Sunday, November 27, 2011

Life in Rabat: A year and a half later

I thought that coming back here would be filled with familiarities. The smell of diesel engines, cigarettes, and the warm air of the dusty road jogged my memory within minutes of landing in Casablanca. Arriving in Rabat and wandering around the city a year and a half since being here as a study abroad student felt much different: the train station had been renovated into this glamorous building that is now the focal point of the city, the tramway that was under construction when I was last here is now up and running, the cars seem larger, and the city feels more cosmopolitan. Of course, these are all superficial developments. What truly matters is the people. I wondered if they had changed? In light of the February 20th Movement and more generally speaking the Arab Spring, had it altered the way people thought? Do Moroccans really think things have changed? Do they believe something profound is happening beneath their feet?

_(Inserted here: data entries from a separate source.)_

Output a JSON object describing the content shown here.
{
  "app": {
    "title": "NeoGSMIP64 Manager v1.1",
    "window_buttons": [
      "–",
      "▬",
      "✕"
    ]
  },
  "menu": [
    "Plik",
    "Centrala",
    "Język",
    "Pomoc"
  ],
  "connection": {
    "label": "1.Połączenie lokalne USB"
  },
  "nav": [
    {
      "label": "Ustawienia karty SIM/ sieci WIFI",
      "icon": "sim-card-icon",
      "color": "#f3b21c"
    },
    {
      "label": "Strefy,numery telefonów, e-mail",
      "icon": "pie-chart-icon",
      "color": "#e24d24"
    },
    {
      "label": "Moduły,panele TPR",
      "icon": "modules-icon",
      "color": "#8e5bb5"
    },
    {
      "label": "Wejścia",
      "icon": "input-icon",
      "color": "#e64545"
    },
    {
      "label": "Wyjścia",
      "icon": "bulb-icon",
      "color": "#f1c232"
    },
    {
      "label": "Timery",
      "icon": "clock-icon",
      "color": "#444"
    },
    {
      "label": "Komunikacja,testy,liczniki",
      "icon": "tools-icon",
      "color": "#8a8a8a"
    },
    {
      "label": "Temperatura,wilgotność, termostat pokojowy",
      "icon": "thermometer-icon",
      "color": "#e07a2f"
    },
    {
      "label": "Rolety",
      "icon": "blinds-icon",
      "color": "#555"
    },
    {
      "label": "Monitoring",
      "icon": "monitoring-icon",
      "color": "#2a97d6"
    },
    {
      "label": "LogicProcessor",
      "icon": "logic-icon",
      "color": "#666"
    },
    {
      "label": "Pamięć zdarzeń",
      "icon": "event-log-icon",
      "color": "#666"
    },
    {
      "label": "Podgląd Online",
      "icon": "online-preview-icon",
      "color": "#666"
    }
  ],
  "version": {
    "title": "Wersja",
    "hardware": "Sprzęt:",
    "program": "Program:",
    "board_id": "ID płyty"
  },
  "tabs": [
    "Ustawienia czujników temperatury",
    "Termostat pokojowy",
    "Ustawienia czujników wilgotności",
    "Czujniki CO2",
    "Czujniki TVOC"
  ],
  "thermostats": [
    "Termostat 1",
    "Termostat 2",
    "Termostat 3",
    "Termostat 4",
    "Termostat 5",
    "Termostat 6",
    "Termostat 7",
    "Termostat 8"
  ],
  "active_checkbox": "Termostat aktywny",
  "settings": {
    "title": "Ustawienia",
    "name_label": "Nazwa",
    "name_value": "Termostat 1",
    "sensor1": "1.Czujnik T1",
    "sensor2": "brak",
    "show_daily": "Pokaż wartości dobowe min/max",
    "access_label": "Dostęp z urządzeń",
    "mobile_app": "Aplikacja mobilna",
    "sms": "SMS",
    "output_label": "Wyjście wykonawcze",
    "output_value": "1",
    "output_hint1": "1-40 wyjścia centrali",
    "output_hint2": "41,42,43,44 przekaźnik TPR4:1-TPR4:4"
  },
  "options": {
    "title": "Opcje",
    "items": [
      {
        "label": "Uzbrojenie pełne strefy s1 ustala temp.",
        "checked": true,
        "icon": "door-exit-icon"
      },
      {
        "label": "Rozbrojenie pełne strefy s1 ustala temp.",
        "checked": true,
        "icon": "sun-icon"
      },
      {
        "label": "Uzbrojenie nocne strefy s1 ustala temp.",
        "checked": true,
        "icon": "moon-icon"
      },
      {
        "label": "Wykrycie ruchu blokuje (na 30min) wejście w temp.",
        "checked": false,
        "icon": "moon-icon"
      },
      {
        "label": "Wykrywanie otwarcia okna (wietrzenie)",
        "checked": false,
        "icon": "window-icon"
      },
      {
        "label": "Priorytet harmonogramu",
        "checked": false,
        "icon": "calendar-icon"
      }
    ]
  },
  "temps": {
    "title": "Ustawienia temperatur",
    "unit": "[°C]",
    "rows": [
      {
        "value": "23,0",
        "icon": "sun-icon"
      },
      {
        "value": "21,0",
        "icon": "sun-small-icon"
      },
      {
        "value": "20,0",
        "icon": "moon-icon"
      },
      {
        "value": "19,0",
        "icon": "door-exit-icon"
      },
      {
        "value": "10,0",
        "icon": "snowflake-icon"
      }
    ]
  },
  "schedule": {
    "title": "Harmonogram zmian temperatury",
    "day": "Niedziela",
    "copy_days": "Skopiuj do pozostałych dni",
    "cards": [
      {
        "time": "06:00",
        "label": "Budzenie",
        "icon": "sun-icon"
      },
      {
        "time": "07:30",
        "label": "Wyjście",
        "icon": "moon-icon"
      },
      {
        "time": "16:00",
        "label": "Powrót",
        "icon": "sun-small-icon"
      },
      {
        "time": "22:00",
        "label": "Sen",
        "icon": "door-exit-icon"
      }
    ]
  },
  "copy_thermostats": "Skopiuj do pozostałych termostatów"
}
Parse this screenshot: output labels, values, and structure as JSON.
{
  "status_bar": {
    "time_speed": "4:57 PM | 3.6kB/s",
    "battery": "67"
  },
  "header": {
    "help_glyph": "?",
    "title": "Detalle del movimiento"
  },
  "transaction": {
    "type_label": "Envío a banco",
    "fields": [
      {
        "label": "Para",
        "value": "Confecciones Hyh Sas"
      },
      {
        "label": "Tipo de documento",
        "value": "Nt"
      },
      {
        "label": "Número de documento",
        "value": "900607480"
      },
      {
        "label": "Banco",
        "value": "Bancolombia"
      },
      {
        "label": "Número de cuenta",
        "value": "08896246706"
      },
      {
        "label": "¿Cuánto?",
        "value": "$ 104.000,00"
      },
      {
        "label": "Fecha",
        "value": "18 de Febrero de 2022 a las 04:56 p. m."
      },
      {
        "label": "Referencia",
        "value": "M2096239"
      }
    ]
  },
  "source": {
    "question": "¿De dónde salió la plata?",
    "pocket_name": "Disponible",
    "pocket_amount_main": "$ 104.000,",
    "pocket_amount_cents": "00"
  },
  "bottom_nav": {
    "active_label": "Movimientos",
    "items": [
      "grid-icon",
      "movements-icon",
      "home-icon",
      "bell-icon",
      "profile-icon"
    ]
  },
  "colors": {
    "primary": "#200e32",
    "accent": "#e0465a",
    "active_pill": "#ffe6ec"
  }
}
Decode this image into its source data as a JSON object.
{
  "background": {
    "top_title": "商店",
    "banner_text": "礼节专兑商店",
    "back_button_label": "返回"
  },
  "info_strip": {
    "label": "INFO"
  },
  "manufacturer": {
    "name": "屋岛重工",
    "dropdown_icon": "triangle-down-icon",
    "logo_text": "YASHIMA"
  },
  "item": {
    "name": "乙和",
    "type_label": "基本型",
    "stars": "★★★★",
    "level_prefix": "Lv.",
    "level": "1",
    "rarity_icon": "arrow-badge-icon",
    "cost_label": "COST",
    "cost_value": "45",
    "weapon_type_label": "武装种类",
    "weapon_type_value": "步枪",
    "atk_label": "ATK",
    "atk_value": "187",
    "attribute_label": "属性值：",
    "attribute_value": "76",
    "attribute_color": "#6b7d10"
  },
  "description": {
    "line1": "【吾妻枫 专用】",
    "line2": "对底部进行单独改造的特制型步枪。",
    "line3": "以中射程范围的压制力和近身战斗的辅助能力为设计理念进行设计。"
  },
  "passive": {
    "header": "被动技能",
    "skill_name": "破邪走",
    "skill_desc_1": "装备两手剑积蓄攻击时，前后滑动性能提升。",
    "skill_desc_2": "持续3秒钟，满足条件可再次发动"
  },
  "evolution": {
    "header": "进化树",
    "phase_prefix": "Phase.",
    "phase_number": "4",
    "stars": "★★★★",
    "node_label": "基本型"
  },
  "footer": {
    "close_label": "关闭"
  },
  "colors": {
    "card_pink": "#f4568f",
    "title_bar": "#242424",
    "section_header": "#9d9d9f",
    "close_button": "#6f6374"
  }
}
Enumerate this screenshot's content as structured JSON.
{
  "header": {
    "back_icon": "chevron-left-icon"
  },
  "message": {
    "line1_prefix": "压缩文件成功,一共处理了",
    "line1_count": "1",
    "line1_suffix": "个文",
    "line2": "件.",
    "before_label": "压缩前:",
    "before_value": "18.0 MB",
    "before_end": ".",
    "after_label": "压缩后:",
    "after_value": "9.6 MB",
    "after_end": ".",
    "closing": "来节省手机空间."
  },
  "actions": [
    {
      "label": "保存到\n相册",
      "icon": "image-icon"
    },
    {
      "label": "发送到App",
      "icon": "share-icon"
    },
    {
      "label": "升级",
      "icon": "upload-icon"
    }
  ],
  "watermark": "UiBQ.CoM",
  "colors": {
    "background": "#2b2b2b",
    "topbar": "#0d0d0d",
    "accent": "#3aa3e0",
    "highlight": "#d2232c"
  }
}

This summer I had the opportunity to take part in a paid research position at Amherst College where I researched the development of human rights policy in Morocco. I looked at the reformation of the Moudawana (family code) and the new Constitution in depth. While I wasn’t able to arrive at any conclusive argument as to whether reforming these two documents would actually improve Moroccan society, I did realize that there is one commonality between the opinions of majority of academics and the general Moroccan public: the problem of implementing and proliferating the content of these two documents throughout the country. While the urban upper and middle class (ie: educated, more liberal, etc.) is well aware of these changes and has no difficulty implementing them in their daily lives, the predominantly illiterate rural communities are unaware of them. Ironically, it is this demographic that all of these policy changes are allegedly targeting - greater women’s rights, educational reform, etc. And thus, the problem is circular: the privileged urban class is educated enough to understand what they deserve and therefore fight on behalf of all Moroccans while the underprivileged rural population who require these reforms the most lack the education to realize that they deserve more than what they are getting. In reality, nothing seems to change.

Coming back to Morocco "post-Arab Spring" has been a very interesting experience. I am trying to remain conscious of my unique position as a foreigner that has the ability to simultaneously view the developing sociopolitical situation from the point of view as an American female as well as a "local". So far, here are the two major positions that I have seen demonstrating in the last few months:
Mamfakinch is a predominantly youth-led website/forum that shares this outlook. Their name translates to, “we won’t stand for it” or “we’re not satisfied”. They argue that the efforts towards reform are anemic at best and they demand a greater overhaul of the Moroccan political system that welcomes democracy by giving more rights to the citizens and Parliament and fewer to the King.

On the other side of the coin are the Royalistes, which is a group that stands for just what its name suggests: power to the Monarchy. While the February 20th Movement and Mamfakinch are mostly youth and the disenchanted educated Moroccans who despite holding advanced degrees from highly esteemed universities are unable to find work, the Royalistes are primarily of the older generation who are employed by the state.

I apologize for the disjointedness of this post and hope that despite its inconclusiveness, it paints a picture of what is going on in my head so far.